Mikir Dong!



“(yaitu) orang-orang yang mengingat Allah sambil berdiri atau duduk atau dalam keadaan berbaring dan mereka memikirkan tentang penciptaan langit dan bumi (seraya berkata): "Ya Tuhan kami, tiadalah Engkau menciptakan ini dengan sia-sia, Maha Suci Engkau, maka peliharalah kami dari siksa neraka.” (QS Ali Imran: 191)

Tadi siang saya marah-marah sendiri dalam hati. Kesal baca artikel tentang salah satu tayangan TV ini: http://mizan.com/news_det/yuk-keep-smile-antara-goyangan-lelucon-kasar-dan-senyuman-miris.html. Memang sih, ini bukan kali pertama saya mendengar respon negatif tentangnya. Meski tak pernah nonton sendiri, celoteh teman-teman blogger & sosmed tentang betapa tak mutunya tayangan ini sudah cukup bikin saya maklum. Apalagi sudah ada petisi dari change.org yang mendukung distop-nya acara ini. Saya bisa membayangkan seberapa parahnya. Yang bikin kesal adalah dalih pembelaan dari PR Manajer stasiun TV itu: tayangan macam begini pemersatu bangsa? Cius? Ini orang GAK MIKIR apa? Biarin ajalah negeri lain jadi terkenal gara-gara sebuah goyangan, apa negeri kita mau ikut-ikutan, lantas menduniakan sesuatu yang murahan? Aduh, mikir dong...! Memangnya negeri kita kekurangan kekayaan intelektual & budaya yang “mahal” apa? 

Dalih itu kedengarannya mencederai moral & intelektual (serius!). Jika memang dunia pertelevisian kita sedang menuju kehancuran, saya sangat mengerti sekarang inisiatif orang-orang yang meng-absenkan TV dari rumahnya. Saya sendiri sudah beberapa tahun tidak bergaul dengan TV, meski bukan orang yang anti terhadap hiburan. Hanya saja akhir-akhir ini yang dinamakan hiburan TV itu sudah tak lagi menghibur. Jangankan muluk-muluk mengharapkan tayangan mendidik, tayangan menghiburpun sudah garing atau mungkin melempem.

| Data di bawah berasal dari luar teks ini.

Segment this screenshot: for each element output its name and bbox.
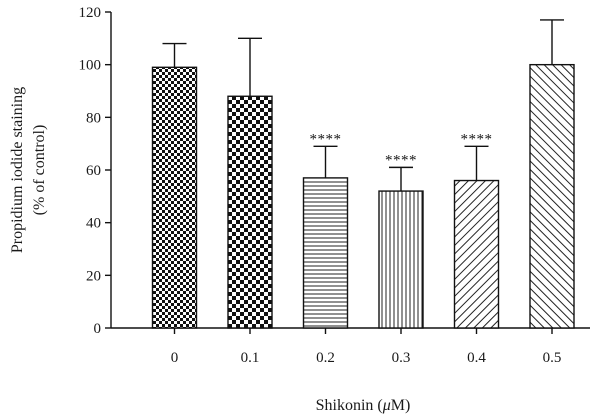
x-axis: 0 0.1 0.2 0.3 0.4 0.5 xyxy=(111,327,590,366)
bar-0.2 xyxy=(302,177,349,329)
x-tick-label: 0.2 xyxy=(316,350,335,366)
x-tick-label: 0.5 xyxy=(543,350,562,366)
bar-0.5 xyxy=(529,63,575,329)
bar-0.3 xyxy=(378,190,424,329)
x-axis-label-prefix: Shikonin ( xyxy=(316,397,383,414)
y-tick-label: 40 xyxy=(86,216,101,232)
significance-mark: **** xyxy=(310,131,342,147)
y-tick-label: 120 xyxy=(79,5,102,21)
y-tick-label: 80 xyxy=(86,110,101,126)
x-axis-label: Shikonin (μM) xyxy=(316,397,411,414)
error-bars xyxy=(162,19,564,192)
bar-0.4 xyxy=(453,179,500,329)
x-axis-label-unit: μ xyxy=(382,397,391,414)
significance-mark: **** xyxy=(385,152,417,168)
x-tick-label: 0.3 xyxy=(392,350,411,366)
y-axis-label-line-1: Propidium iodide staining xyxy=(9,87,26,253)
x-axis-label-suffix: M) xyxy=(391,397,411,414)
bar-0 xyxy=(151,66,198,329)
bars xyxy=(151,63,575,329)
y-axis: 0 20 40 60 80 100 120 xyxy=(79,5,112,337)
y-tick-label: 0 xyxy=(94,321,102,337)
bar-0.1 xyxy=(227,95,273,329)
y-axis-label-line-2: (% of control) xyxy=(31,125,48,216)
x-tick-label: 0.4 xyxy=(467,350,486,366)
significance-mark: **** xyxy=(461,131,493,147)
y-tick-label: 100 xyxy=(79,58,102,74)
x-tick-label: 0.1 xyxy=(241,350,260,366)
significance-annotations: **** **** **** xyxy=(310,131,493,168)
x-tick-label: 0 xyxy=(171,350,179,366)
y-tick-label: 60 xyxy=(86,163,101,179)
y-tick-label: 20 xyxy=(86,268,101,284)
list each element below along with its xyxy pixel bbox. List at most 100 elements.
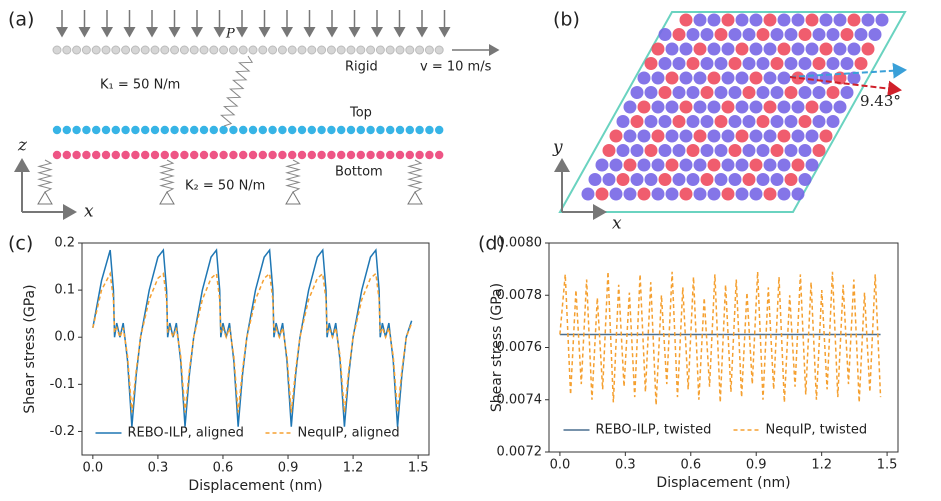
rigid-atom (424, 45, 434, 55)
series-line (92, 271, 413, 413)
atom-red (798, 115, 812, 128)
bottom-atom (356, 150, 365, 160)
rigid-atom (228, 45, 238, 55)
atom-red (609, 129, 623, 143)
rigid-atom (189, 45, 199, 55)
bottom-atom (297, 150, 307, 160)
bottom-atom (101, 150, 111, 160)
top-atom (425, 125, 434, 135)
atom-red (819, 42, 833, 56)
top-atom (356, 125, 365, 135)
atom-red (721, 100, 735, 114)
atom-blue (770, 86, 784, 99)
atom-red (700, 173, 714, 186)
top-atom (307, 125, 316, 135)
atom-blue (686, 115, 700, 128)
top-atom (199, 125, 209, 135)
atom-blue (623, 100, 637, 114)
atom-red (735, 42, 749, 56)
top-atom (239, 125, 248, 135)
rigid-atom (277, 45, 287, 55)
rigid-atom (121, 45, 131, 55)
rigid-atom (415, 45, 425, 55)
plot-frame (81, 242, 430, 456)
atom-red (770, 144, 784, 157)
x-tick-label: 1.2 (343, 461, 364, 476)
atom-blue (609, 158, 623, 172)
rigid-atom (405, 45, 415, 55)
atom-blue (833, 13, 847, 27)
rigid-atom (52, 45, 62, 55)
bottom-atom (180, 150, 189, 160)
spring (159, 159, 175, 193)
y-tick-label: 0.0074 (497, 392, 543, 407)
x-tick-label: 0.9 (746, 458, 767, 473)
atom-blue (784, 57, 798, 70)
atom-blue (805, 42, 819, 56)
top-atom (62, 125, 71, 135)
bottom-atom (209, 150, 218, 160)
rigid-atom (160, 45, 170, 55)
atom-red (805, 13, 819, 27)
spring (220, 55, 254, 127)
rigid-atom (81, 45, 91, 55)
legend-label: REBO-ILP, twisted (596, 423, 712, 438)
top-atom (141, 125, 150, 135)
bottom-atom (141, 150, 150, 160)
atom-blue (875, 13, 889, 27)
bottom-atom (376, 150, 385, 160)
spring (407, 159, 423, 193)
atom-blue (812, 28, 826, 41)
atom-blue (749, 187, 763, 201)
atom-red (679, 187, 693, 201)
atom-red (721, 13, 735, 27)
axis-y: y (552, 138, 563, 158)
atom-blue (644, 86, 658, 99)
atom-blue (749, 100, 763, 114)
atom-blue (812, 86, 826, 99)
rigid-atom (434, 45, 444, 55)
atom-blue (679, 71, 693, 85)
atom-blue (763, 158, 777, 172)
top-atom (219, 125, 228, 135)
atom-blue (721, 129, 735, 143)
atom-red (672, 28, 686, 41)
atom-blue (805, 158, 819, 172)
top-atom (376, 125, 385, 135)
top-atom (288, 125, 297, 135)
atom-red (679, 100, 693, 114)
top-atom (160, 125, 169, 135)
panel-label: (a) (8, 9, 34, 31)
atom-red (749, 158, 763, 172)
x-tick-label: 0.3 (615, 458, 636, 473)
rigid-atom (326, 45, 336, 55)
y-tick-label: 0.0078 (497, 288, 543, 303)
spring (37, 159, 53, 193)
atom-blue (665, 42, 679, 56)
atom-blue (798, 173, 812, 186)
atom-blue (826, 28, 840, 41)
legend-label: NequIP, aligned (298, 426, 400, 441)
rigid-label: Rigid (345, 60, 378, 75)
bottom-atom (229, 150, 238, 160)
spring (285, 159, 301, 193)
top-atom (297, 125, 307, 135)
top-atom (395, 125, 405, 135)
atom-red (763, 13, 777, 27)
atom-blue (630, 86, 644, 99)
atom-red (721, 187, 735, 201)
top-atom (366, 125, 375, 135)
rigid-atom (395, 45, 405, 55)
atom-blue (672, 86, 686, 99)
atom-blue (616, 144, 630, 157)
atom-red (637, 100, 651, 114)
rigid-atom (150, 45, 160, 55)
atom-red (847, 13, 861, 27)
atom-blue (819, 100, 833, 114)
y-tick-label: 0.2 (54, 236, 75, 251)
atom-red (714, 28, 728, 41)
y-tick-label: -0.1 (50, 377, 75, 392)
atom-blue (707, 100, 721, 114)
rigid-atom (248, 45, 258, 55)
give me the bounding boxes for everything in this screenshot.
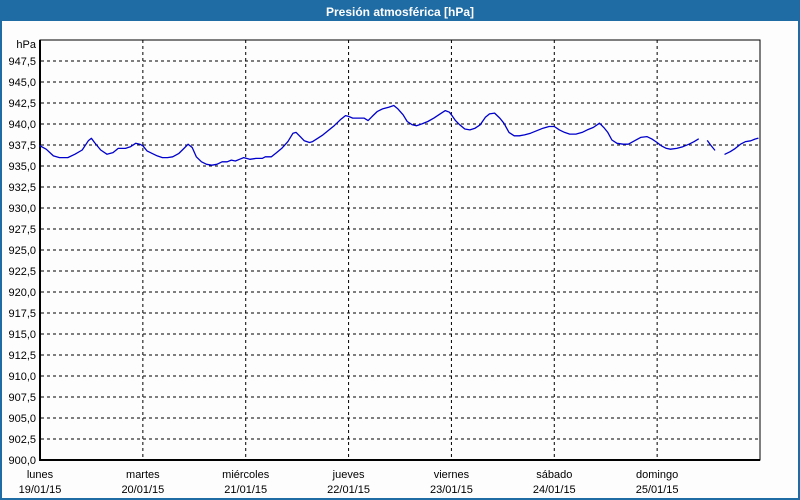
- y-tick-label: 910,0: [8, 371, 36, 383]
- x-day-name-label: miércoles: [222, 469, 270, 481]
- x-day-name-label: jueves: [332, 469, 365, 481]
- y-tick-label: 915,0: [8, 329, 36, 341]
- x-day-date-label: 21/01/15: [224, 484, 267, 496]
- y-tick-label: 902,5: [8, 434, 36, 446]
- y-tick-label: 937,5: [8, 140, 36, 152]
- x-day-name-label: lunes: [27, 469, 54, 481]
- y-tick-label: 930,0: [8, 203, 36, 215]
- y-tick-label: 912,5: [8, 350, 36, 362]
- y-tick-label: 905,0: [8, 413, 36, 425]
- plot-border: [39, 39, 761, 461]
- y-tick-label: 925,0: [8, 245, 36, 257]
- x-day-date-label: 25/01/15: [636, 484, 679, 496]
- x-day-date-label: 20/01/15: [121, 484, 164, 496]
- y-tick-label: 942,5: [8, 98, 36, 110]
- pressure-line-chart: hPa 947,5 945,0 942,5 940,0 937,5 935,0 932,5 93…: [8, 39, 761, 496]
- x-day-name-label: viernes: [434, 469, 470, 481]
- y-tick-label: 922,5: [8, 266, 36, 278]
- pressure-series-line: [39, 104, 759, 166]
- y-tick-label: 947,5: [8, 56, 36, 68]
- x-day-date-label: 23/01/15: [430, 484, 473, 496]
- y-tick-label: 917,5: [8, 308, 36, 320]
- y-tick-label: 932,5: [8, 182, 36, 194]
- y-tick-label: 927,5: [8, 224, 36, 236]
- x-day-date-label: 24/01/15: [533, 484, 576, 496]
- window-title: Presión atmosférica [hPa]: [325, 4, 475, 19]
- window-titlebar: Presión atmosférica [hPa]: [2, 2, 798, 21]
- y-tick-label: 945,0: [8, 77, 36, 89]
- y-axis-unit-label: hPa: [16, 39, 36, 51]
- chart-area: hPa 947,5 945,0 942,5 940,0 937,5 935,0 932,5 93…: [2, 21, 798, 498]
- x-day-name-label: domingo: [636, 469, 678, 481]
- y-tick-label: 920,0: [8, 287, 36, 299]
- x-day-date-label: 19/01/15: [19, 484, 62, 496]
- y-tick-label: 907,5: [8, 392, 36, 404]
- y-tick-label: 900,0: [8, 455, 36, 467]
- y-tick-label: 935,0: [8, 161, 36, 173]
- x-day-name-label: sábado: [536, 469, 572, 481]
- y-tick-label: 940,0: [8, 119, 36, 131]
- x-day-date-label: 22/01/15: [327, 484, 370, 496]
- x-day-name-label: martes: [126, 469, 160, 481]
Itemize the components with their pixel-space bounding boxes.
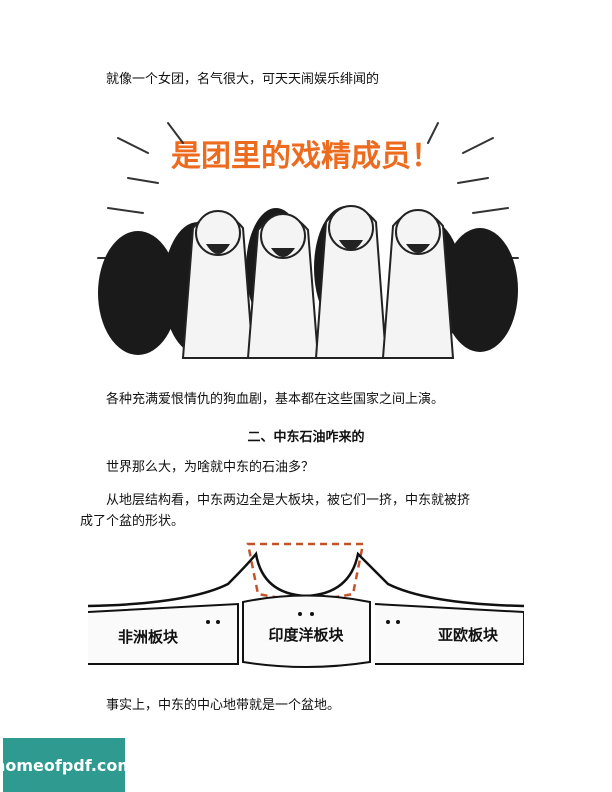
illustration-caption: 是团里的戏精成员！ xyxy=(171,139,441,174)
paragraph-2: 各种充满爱恨情仇的狗血剧，基本都在这些国家之间上演。 xyxy=(106,392,445,407)
beards xyxy=(206,240,430,257)
paragraph-1: 就像一个女团，名气很大，可天天闹娱乐绯闻的 xyxy=(106,72,380,87)
tectonic-plates-illustration: 非洲板块 印度洋板块 亚欧板块 xyxy=(87,534,525,674)
plate-label-eurasia: 亚欧板块 xyxy=(438,626,499,644)
watermark-text: homeofpdf.com xyxy=(0,755,135,775)
robed-figures xyxy=(181,205,455,359)
plate-label-africa: 非洲板块 xyxy=(118,628,179,646)
paragraph-3: 世界那么大，为啥就中东的石油多？ xyxy=(106,460,315,475)
paragraph-4-line-2: 成了个盆的形状。 xyxy=(80,514,185,529)
plate-africa-block xyxy=(87,602,239,665)
plates-drawing: 非洲板块 印度洋板块 亚欧板块 xyxy=(87,542,525,668)
watermark-badge: homeofpdf.com xyxy=(0,738,134,792)
paragraph-5: 事实上，中东的中心地带就是一个盆地。 xyxy=(106,698,341,713)
plate-label-indian-ocean: 印度洋板块 xyxy=(268,626,344,644)
plate-indian-block xyxy=(242,594,371,668)
plate-faces xyxy=(206,612,400,624)
section-heading: 二、中东石油咋来的 xyxy=(247,430,365,445)
basin-outline xyxy=(246,542,365,601)
girl-group-illustration: 是团里的戏精成员！ xyxy=(88,118,524,368)
illustration-drawing: 是团里的戏精成员！ xyxy=(97,122,519,359)
paragraph-4-line-1: 从地层结构看，中东两边全是大板块，被它们一挤，中东就被挤 xyxy=(106,493,471,508)
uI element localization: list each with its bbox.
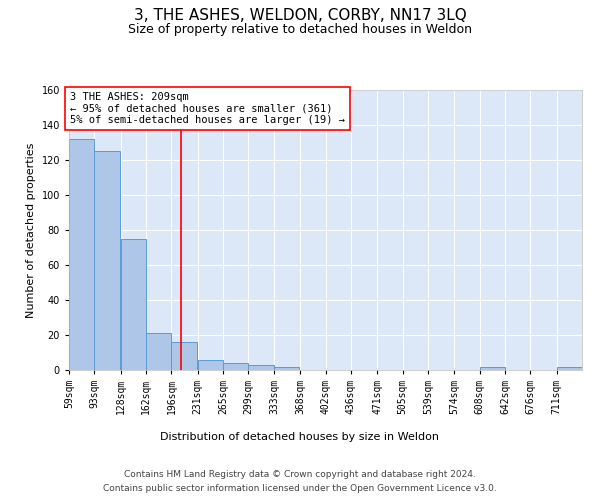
Text: Contains public sector information licensed under the Open Government Licence v3: Contains public sector information licen… <box>103 484 497 493</box>
Text: Distribution of detached houses by size in Weldon: Distribution of detached houses by size … <box>161 432 439 442</box>
Bar <box>274 366 299 370</box>
Text: Contains HM Land Registry data © Crown copyright and database right 2024.: Contains HM Land Registry data © Crown c… <box>124 470 476 479</box>
Bar <box>172 342 197 370</box>
Bar <box>146 333 172 370</box>
Bar <box>479 366 505 370</box>
Bar <box>223 363 248 370</box>
Text: 3 THE ASHES: 209sqm
← 95% of detached houses are smaller (361)
5% of semi-detach: 3 THE ASHES: 209sqm ← 95% of detached ho… <box>70 92 345 125</box>
Bar <box>94 151 120 370</box>
Text: 3, THE ASHES, WELDON, CORBY, NN17 3LQ: 3, THE ASHES, WELDON, CORBY, NN17 3LQ <box>134 8 466 22</box>
Bar <box>557 366 582 370</box>
Y-axis label: Number of detached properties: Number of detached properties <box>26 142 36 318</box>
Text: Size of property relative to detached houses in Weldon: Size of property relative to detached ho… <box>128 22 472 36</box>
Bar <box>197 360 223 370</box>
Bar <box>248 365 274 370</box>
Bar <box>69 139 94 370</box>
Bar <box>121 239 146 370</box>
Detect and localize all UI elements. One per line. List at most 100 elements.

Eh, kok jadi ngomongin TV ya? Padahal mau ngobrolin tentang kata “memikirkan” kok. Karena kata-kata ini banyak bertebaran di Al-Qur’an. Tidak ada yang Dia ciptakan sia-sia, sekecil apapun itu, semua bisa jadi media untuk manusia memikirkan tanda-tanda kebesaran-Nya. Dan ngomong-ngomong, ayat tadi itu definisi dari ulul albab (orang-orang yang berakal) yang disebut di ayat sebelumnya (QS Ali Imran: 190). Di tulisan terdahulu, saya banyak menyinggung isyarat-Nya mendidik manusia lewat proses berpikir. Manusia dianugerahi otak yang demikian canggih tentulah untuk dipakai memaksimalkan potensi dirinya sebagai makhluk berakal. Jadi memang benar bahwa otak yang dibiarkan “orisinal” lama-lama justru cepat karatan. Sebaliknya, jika otak terus dilatih aktif lama-lama justru lebih awet. 
Tak mengherankan jika aktivitas macam membaca dan menulis termasuk latihan otak yang bermanfaat menumbuhkan neuron yang menghubungkan jaringan informasi. Sudah banyak penelitian mengenai latihan otak, salah satu artikel tentangnya misalnya: Brain Exercise Provides Benefits at Any Age. Di situ disebutkan, jika otak tidak cukup dipakai untuk kejutan-kejutan informasi baru, perlahan-lahan ketajaman otak akan menurun. Paradoksnya, menurut Dr. Michael Merzenich, budaya modern (yang katanya melek informasi) justru turut berkontribusi terhadap penurunan ini. Alasannya karena budaya instan itulah, di mana segala sesuatu menjadi sesederhana memencet tombol-tombol. Juga budaya “terbiasa”, seperti halnya orang dewasa yang melihat segala hal sudah biasa, tak ada kejutan-kejutan seperti yang ditemukan pikiran anak-anak. Akibatnya, usia dewasa rentan terjebak pada kehidupan tanpa pembelajaran baru.
Terpujilah Dia yang mendidik kita dengan proses. Dimana-mana proses itu sesuatu yang berharga. 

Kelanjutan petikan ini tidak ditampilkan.